Furious 7, serinin açık ara en iyi filmi. Tutku, özveri, adanmışlık ve bol aksiyonla dolu iki saat sinemaseverleri bekliyor. Filmdeki bazı eksiklikler ve görsel hatalar da, bu şekilde telafi ediliyor. Paul Walker'ı tekrar aksiyonun içinde görmek ise izleyicide buruk bir his bırakıyor.
Senarist Chris Morgan'ın nefes kesici, kimi zaman mantığa meydan okuyan senaryosunda inanılmaz aksiyon sahneleri yer alıyor. Filmde Vin Diesel ve Jason Statham arasında çok çetin bir kavga ve dağ başındaki paraşütlü sürücülerin nakavt sahnesini de içeren oldukça heyecan verici bir bölüm var. Ayrıca izleyiciler; Dom'un, bir gökdelenin 80. katından diğerine arabayla geçtiği (adeta uçtuğu) sahnede gözlerine inanamayacaklar. Brian'ın yorumu bu sahneyi adeta özetliyor: "Arabalar uçamazlar, Dom, arabalar uçamazlar!"
"Testere", "Korku Seansı" ve "Ruhlar Bölgesi" gibi korku filmlerinin yönetmeni James Wan, serinin bu filminde Justin Lin'in yerine yönetmen koltuğuna geçiyor ve ortaya son derece iyi bir iş çıkarıyor. Aksiyonun yanında duygusal bir yönü de olan film, Paul Walker'a güzel bir veda niteliğinde.
"Fast & Furious" serisi yalnızca son yılların değil sinema tarihinin de en uzun soluklu serilerinden biri konumunda. Yalnızca 14 yıla tam 7 tane film sığdırıldı. Seri ile özdeşleşmiş ve hayranların sevgilisi Paul Walker'ın beklenmedik ölümünün son filmi nasıl etkileyeceği merak ediliyordu. Aksiyona doyuran iki saatlik bölümün ardından, tahmin edilebileceği gibi Walker'a yaklaşık 5 dakikalık bir "veda" hazırlamışlar. Arka planda çalan "See You Again" ile birlikte oldukça duygusal, etkileyici bir veda ve saygı duruşu olmuş bu. Sonuç olarak da serinin takipçileri için en anlamlı halka haline gelmiş. Bu kısmı bir kenara bırakırsak da çok başarılı bir aksiyon olmuş. Soluksuz ilerliyor film. Jason Statham gibi bir bombanın dahil olması, önceki filmlerde ekibe katılan Dwayne Johnson ve bir iki konuk oyuncu da eklenince, güçlü bir kadro ortaya çıkıyor zaten. Çekilen sahnelerin tamamı aksiyon türü kapsamında gerçekten bazı ezberleri bozan, bazı kalıpları yıkan, yenilikçi yaklaşımlar ile çekilmiş.
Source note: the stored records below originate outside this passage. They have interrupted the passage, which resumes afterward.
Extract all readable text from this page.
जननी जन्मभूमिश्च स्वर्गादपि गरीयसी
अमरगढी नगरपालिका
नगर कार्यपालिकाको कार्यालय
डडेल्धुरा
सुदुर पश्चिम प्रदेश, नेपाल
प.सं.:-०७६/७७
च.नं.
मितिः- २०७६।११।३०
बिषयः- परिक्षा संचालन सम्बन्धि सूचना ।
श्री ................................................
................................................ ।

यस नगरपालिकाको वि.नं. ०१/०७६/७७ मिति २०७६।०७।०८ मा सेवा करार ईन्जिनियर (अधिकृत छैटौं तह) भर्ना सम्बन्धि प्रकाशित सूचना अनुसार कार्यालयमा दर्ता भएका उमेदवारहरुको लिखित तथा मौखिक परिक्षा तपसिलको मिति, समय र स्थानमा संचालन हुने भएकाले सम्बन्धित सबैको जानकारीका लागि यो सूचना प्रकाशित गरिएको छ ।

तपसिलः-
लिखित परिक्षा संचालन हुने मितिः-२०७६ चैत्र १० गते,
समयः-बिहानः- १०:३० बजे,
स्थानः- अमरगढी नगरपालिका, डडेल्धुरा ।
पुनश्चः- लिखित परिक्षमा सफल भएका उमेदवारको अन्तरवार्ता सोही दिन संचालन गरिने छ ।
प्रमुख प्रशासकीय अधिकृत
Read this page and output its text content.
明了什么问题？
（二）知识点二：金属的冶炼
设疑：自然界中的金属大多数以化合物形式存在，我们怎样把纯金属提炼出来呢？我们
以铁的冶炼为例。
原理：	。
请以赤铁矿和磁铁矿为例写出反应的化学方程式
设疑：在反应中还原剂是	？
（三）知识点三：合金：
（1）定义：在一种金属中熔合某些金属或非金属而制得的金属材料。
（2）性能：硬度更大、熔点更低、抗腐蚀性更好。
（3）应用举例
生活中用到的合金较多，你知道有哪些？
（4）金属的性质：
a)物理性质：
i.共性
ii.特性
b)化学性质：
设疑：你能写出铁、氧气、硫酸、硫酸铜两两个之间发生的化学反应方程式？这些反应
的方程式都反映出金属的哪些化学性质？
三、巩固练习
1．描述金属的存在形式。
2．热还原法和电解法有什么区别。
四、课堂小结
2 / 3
Şüphesiz serinin en iyi filmi . Jason STATHAM filme ayrı bir hava katmış . İzlerken hiç sıkılmayacağınız bir film olmuş . Sinemasına 2 kez gittiğim halde içimde hala izleme hevesi olmuyor değil :)
Eğer aksiyon izlemek istiyorsanız bu filmden ötesi yok sanırım. Bakın film için en iyi film ya da en iyi aksiyon filmi demiyorum. Aradığınız aksiyonsa daha ötesi şu ana kadar çekilmedi demek istiyorum. Sanırım yönetmen ve yapımcılar bir araya gelmiş ve en uçuk ne yapabiliriz diye hayal etmişler ve hayal ettikleri şeyleri çekmişler. Bugüne kadar gördüklerinizin çok ötesinde bir aksiyon. Paul Walker'a yapılan veda törenide oldukça duygulu ve başarılı idi.
"Paraşütlü arabayla uçaktan atlamak" nedir biri bana bu çılgınlığı açıklayabilir mi? "Gökdelenden gökdelene arabayla uçmak" bu daha çılgınca sanırım.. Filmin sonu Paul'a hitap edilmiş ve gerçekten çok güzel bir şey hazırlamışlar , aksiyon filminde duygulandığınız ender sahnelerden biri olabilir.. Tony Jaa'nın diyalogları güldürdü fakat tam olarak bekleneni veremedi diye düşünüyorum sonuçta sadece ben değil herkes biraz daha fazlasını beklemiştir.. Namı değer The Dwayne Johnson Rock filmin başında hiç beklemediğimiz bir şekilde bertaraf oluyor ve filmin sonuna kadar ortadan kayboluyor , büyük eksiklik.. Serinin en kötü filmi fakat vasat değil..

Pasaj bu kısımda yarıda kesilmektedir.